A manutenção e o gerenciamento de espaços hospitalares são elementos críticos na garantia da segurança e eficiência dos serviços de saúde. Em um ambiente hospitalar, a manutenção adequada pode ajudar a prevenir falhas de equipamentos, assegurar a conformidade com as normas de saúde e segurança e, consequentemente, melhorar a qualidade do atendimento prestado aos pacientes.

 

O gerenciamento de espaços hospitalares, por sua vez, se concentra na gestão eficiente dos espaços físicos do hospital, incluindo o planejamento e uso de áreas clínicas e não clínicas, recursos humanos, tecnologias e sistemas de apoio à gestão. 

 

Além disso, ele também inclui a supervisão de questões relacionadas a suprimentos e equipamentos, além do gerenciamento de riscos e segurança, garantindo que as instalações atendam aos requisitos legais e regulamentares. 

 

Juntos, a manutenção e o gerenciamento de espaços hospitalares são fundamentais para garantir que o ambiente hospitalar seja seguro, confortável e propício à recuperação dos pacientes.

 

Saiba mais: Conheça a metodologia FMEA e como aplicá-la na sua indústria

Onde a manutenção e gerenciamento de ambientes hospitalares pode ser aplicada?
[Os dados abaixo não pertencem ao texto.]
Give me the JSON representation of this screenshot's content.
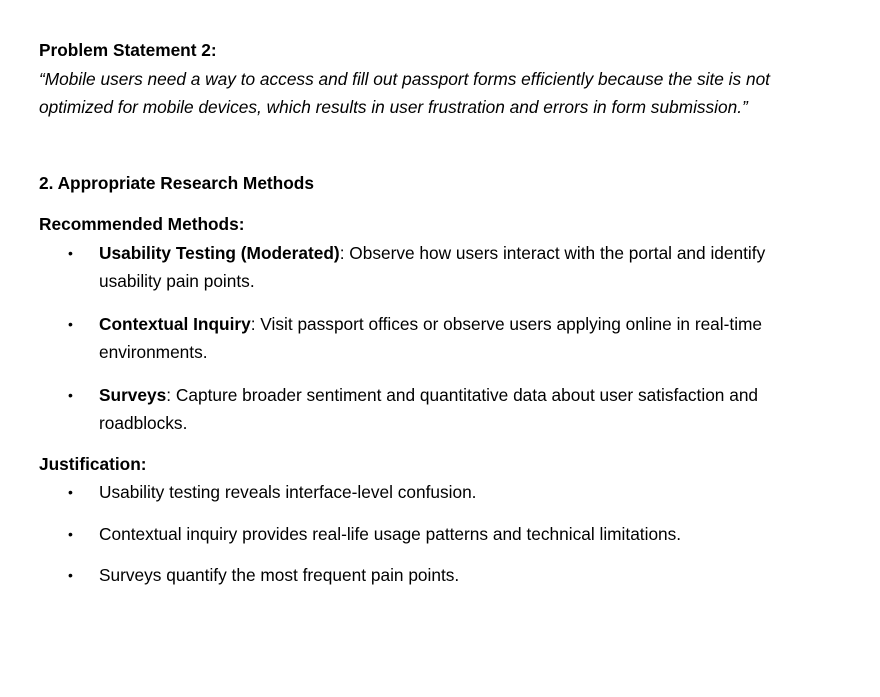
{
  "problem": {
    "title": "Problem Statement 2:",
    "quote": "“Mobile users need a way to access and fill out passport forms efficiently because the site is not optimized for mobile devices, which results in user frustration and errors in form submission.”"
  },
  "section": {
    "heading": "2. Appropriate Research Methods",
    "methods_heading": "Recommended Methods:",
    "methods": [
      {
        "term": "Usability Testing (Moderated)",
        "desc": ": Observe how users interact with the portal and identify usability pain points."
      },
      {
        "term": "Contextual Inquiry",
        "desc": ": Visit passport offices or observe users applying online in real-time environments."
      },
      {
        "term": "Surveys",
        "desc": ": Capture broader sentiment and quantitative data about user satisfaction and roadblocks."
      }
    ],
    "justification_heading": "Justification:",
    "justifications": [
      "Usability testing reveals interface-level confusion.",
      "Contextual inquiry provides real-life usage patterns and technical limitations.",
      "Surveys quantify the most frequent pain points."
    ],
    "bullet_char": "•"
  }
}
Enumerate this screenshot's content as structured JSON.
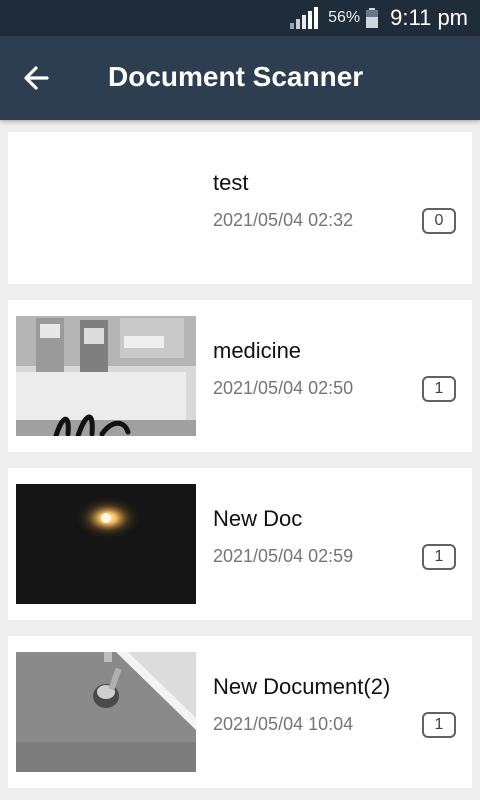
{
  "status_bar": {
    "battery_percent": "56%",
    "time": "9:11 pm",
    "icons": [
      "signal-icon",
      "battery-icon"
    ]
  },
  "app_bar": {
    "title": "Document Scanner",
    "back_icon": "arrow-back-icon"
  },
  "documents": [
    {
      "name": "test",
      "date": "2021/05/04 02:32",
      "page_count": "0",
      "thumbnail": "empty"
    },
    {
      "name": "medicine",
      "date": "2021/05/04 02:50",
      "page_count": "1",
      "thumbnail": "medicine-box-photo"
    },
    {
      "name": "New Doc",
      "date": "2021/05/04 02:59",
      "page_count": "1",
      "thumbnail": "dark-light-photo"
    },
    {
      "name": "New Document(2)",
      "date": "2021/05/04 10:04",
      "page_count": "1",
      "thumbnail": "gray-surface-photo"
    }
  ],
  "colors": {
    "status_bar": "#1f2c3a",
    "app_bar": "#2c3e50",
    "background": "#eeeeee",
    "card": "#ffffff"
  }
}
A manutenção hospitalar pode ser aplicada em diversas áreas dentro de uma instituição de saúde, desde as áreas administrativas até as áreas clínicas. Algumas das áreas onde a manutenção hospitalar é importante incluem:

Equipamentos médicos

A manutenção hospitalar é fundamental para garantir o bom funcionamento de equipamentos médicos, como monitores cardíacos, respiradores, equipamentos de diagnóstico por imagem, entre outros.

Sistemas de climatização

Os sistemas de climatização são importantes para manter a qualidade do ar e garantir o conforto térmico dos pacientes e funcionários, além de prevenir a proliferação de microorganismos. A manutenção desses sistemas é fundamental para garantir a sua eficiência e segurança.

Sistema elétrico

A manutenção do sistema elétrico é importante para garantir a segurança dos pacientes e funcionários, bem como para evitar interrupções no fornecimento de energia que possam prejudicar o funcionamento de equipamentos médicos.

Instalações hidráulicas

A manutenção das instalações hidráulicas é fundamental para garantir o fornecimento de água potável, bem como o correto tratamento e descarte de resíduos.

Infraestrutura em geral

A manutenção da infraestrutura em geral, incluindo pintura, reparos em pisos e paredes, manutenção de elevadores, entre outros, é importante para assegurar a segurança e o conforto dos pacientes e funcionários.

Melhores práticas de manutenção e gerenciamento de ambientes hospitalares

Programação regular de manutenção

É importante estabelecer um cronograma de manutenção regular para garantir que todas as áreas e equipamentos do hospital sejam verificados e mantidos em bom estado de funcionamento.

Treinamento de colaboradores

Todos os colaboradores devem ser treinados em relação às práticas de manutenção e segurança do hospital, para que possam identificar e relatar problemas com rapidez.

Controle de infecções

A manutenção do ambiente hospitalar deve incluir a limpeza e desinfecção regular de todas as áreas, equipamentos e superfícies de contato, além de práticas de higiene pessoal e uso de equipamentos de proteção individual.

Inspeção e manutenção de equipamentos

Todos os equipamentos médicos devem ser inspecionados e mantidos regularmente para garantir a sua eficácia e segurança.

Gerenciamento de resíduos

A manutenção do hospital deve incluir a gestão adequada de resíduos hospitalares, desde a coleta até o descarte, para garantir a segurança dos colaboradores e do meio ambiente.

Atualização de normas e regulamentos

É importante que a equipe de manutenção do hospital esteja atualizada em relação às normas e regulamentos de saúde e segurança, garantindo que todas as práticas correspondam com as legislações vigentes.

 

Leia mais: Mas afinal, o que é a certificação ISO 9001?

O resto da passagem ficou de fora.